Töreni izleyen on binlerce kadını gözyaşlarına boğan, romantikliğiyle Romeo’yu bile hasetinden çatlatan Ryan Gosling efendi sahneden inerken, içimden “I hate you yan” diye bağırıp bir yandan da tıpkı ‘trene bakar gibi’ onu izliyordum. Ta ki düne kadar!
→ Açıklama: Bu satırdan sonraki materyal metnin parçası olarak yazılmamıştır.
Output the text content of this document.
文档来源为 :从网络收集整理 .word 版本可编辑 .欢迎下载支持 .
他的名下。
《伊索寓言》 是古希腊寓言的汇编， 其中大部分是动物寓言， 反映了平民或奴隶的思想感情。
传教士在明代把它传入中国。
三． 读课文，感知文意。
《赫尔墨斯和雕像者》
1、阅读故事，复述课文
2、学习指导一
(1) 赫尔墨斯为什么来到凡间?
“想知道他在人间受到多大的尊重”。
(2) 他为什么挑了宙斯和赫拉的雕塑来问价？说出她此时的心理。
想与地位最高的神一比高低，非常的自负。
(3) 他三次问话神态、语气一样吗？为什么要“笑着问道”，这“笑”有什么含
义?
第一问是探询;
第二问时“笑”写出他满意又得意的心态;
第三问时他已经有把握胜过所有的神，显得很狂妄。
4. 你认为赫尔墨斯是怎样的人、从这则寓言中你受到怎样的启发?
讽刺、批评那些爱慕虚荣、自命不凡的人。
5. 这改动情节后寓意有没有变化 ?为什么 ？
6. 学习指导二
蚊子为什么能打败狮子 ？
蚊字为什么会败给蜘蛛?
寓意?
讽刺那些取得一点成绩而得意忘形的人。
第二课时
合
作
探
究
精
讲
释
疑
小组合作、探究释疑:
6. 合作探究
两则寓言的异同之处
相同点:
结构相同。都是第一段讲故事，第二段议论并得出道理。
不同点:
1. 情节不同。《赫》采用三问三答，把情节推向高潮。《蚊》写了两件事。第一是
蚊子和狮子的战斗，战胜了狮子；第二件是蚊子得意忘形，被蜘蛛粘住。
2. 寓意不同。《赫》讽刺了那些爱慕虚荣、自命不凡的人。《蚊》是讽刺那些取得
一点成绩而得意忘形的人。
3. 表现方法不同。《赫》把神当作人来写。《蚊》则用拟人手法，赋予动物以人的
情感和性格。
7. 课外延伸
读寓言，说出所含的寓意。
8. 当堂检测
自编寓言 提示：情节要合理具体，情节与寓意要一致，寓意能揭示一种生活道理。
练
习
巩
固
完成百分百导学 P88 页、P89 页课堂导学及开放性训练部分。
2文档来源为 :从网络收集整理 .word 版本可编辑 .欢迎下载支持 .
The Independet Gazetesi’nden Narjas Zatat, önceki günkü yazısında Ryan Gosling’in konuşmasının hiç de ‘şirin’ olmadığını, düpedüz 'cinsiyetçi' olduğunu belirtip bizim 'yakışıklıyı' yerin dibine sokuyordu;) Zatat’a göre Gosling’in konuşması Hollywood’daki cinsiyetçiliğin dışa vurumuydu. 1206 filmde diyalogların yüzde 60-90’ının erkeklere ait olduğunu belirten Narjas Zatat, ilişkilerde kadınların evde kalıp çocuklarla ya da hasta/yaşlı akrabalarla ilgilenmesinin kabul edildiğine isyan edip Ryan’cığımı feminizmin bayrağıyla dövüyordu: “Gosling’in konuşması rahatsız edici bir şekilde ‘Her başarılı erkeğin arkasında bir kadın vardır’ sözünü akıllara getiriyor. Hayır o arkanızda değil hemen yanınızda! (Ryan) Belki seyircilere gelecek sefer senin evde kalıp daha çok yardım edeceğini söylersin...”




Kaba ve aptalca bir yazı




Bir okur Narjas Zatat’ın yazısı için “Kaba, aptalca bir yazı! Bunun yayınlanmasına nasıl izin verirsiniz” yazmış. Bir başkası “Eşine ettiğiniz nazik bir teşekkürü ‘cinsiyetçilik’le karıştırmak da neyin nesi!” diye isyan ediyordu. Bir okur ise “Hayatta 3 şey kesindir: 1-Ölüm... 2-Vergiler... 3-Bir feministin şikâyet edemeyeceği şey yoktur!..” diye tiye alıyordu yazıyı. Zatat’ın ‘yersiz duyarı’yla ilgili ben de çok şey söyleyebilirim ama en başta da söylediğim gibi taaa Patrick Swayze’den beri bu ‘Hollywood yakışıklıları’na kılım! O yüzden “Yürü be Narjas Zatat” diyorum... Senin de boyun devrilsin Ryan Gosling!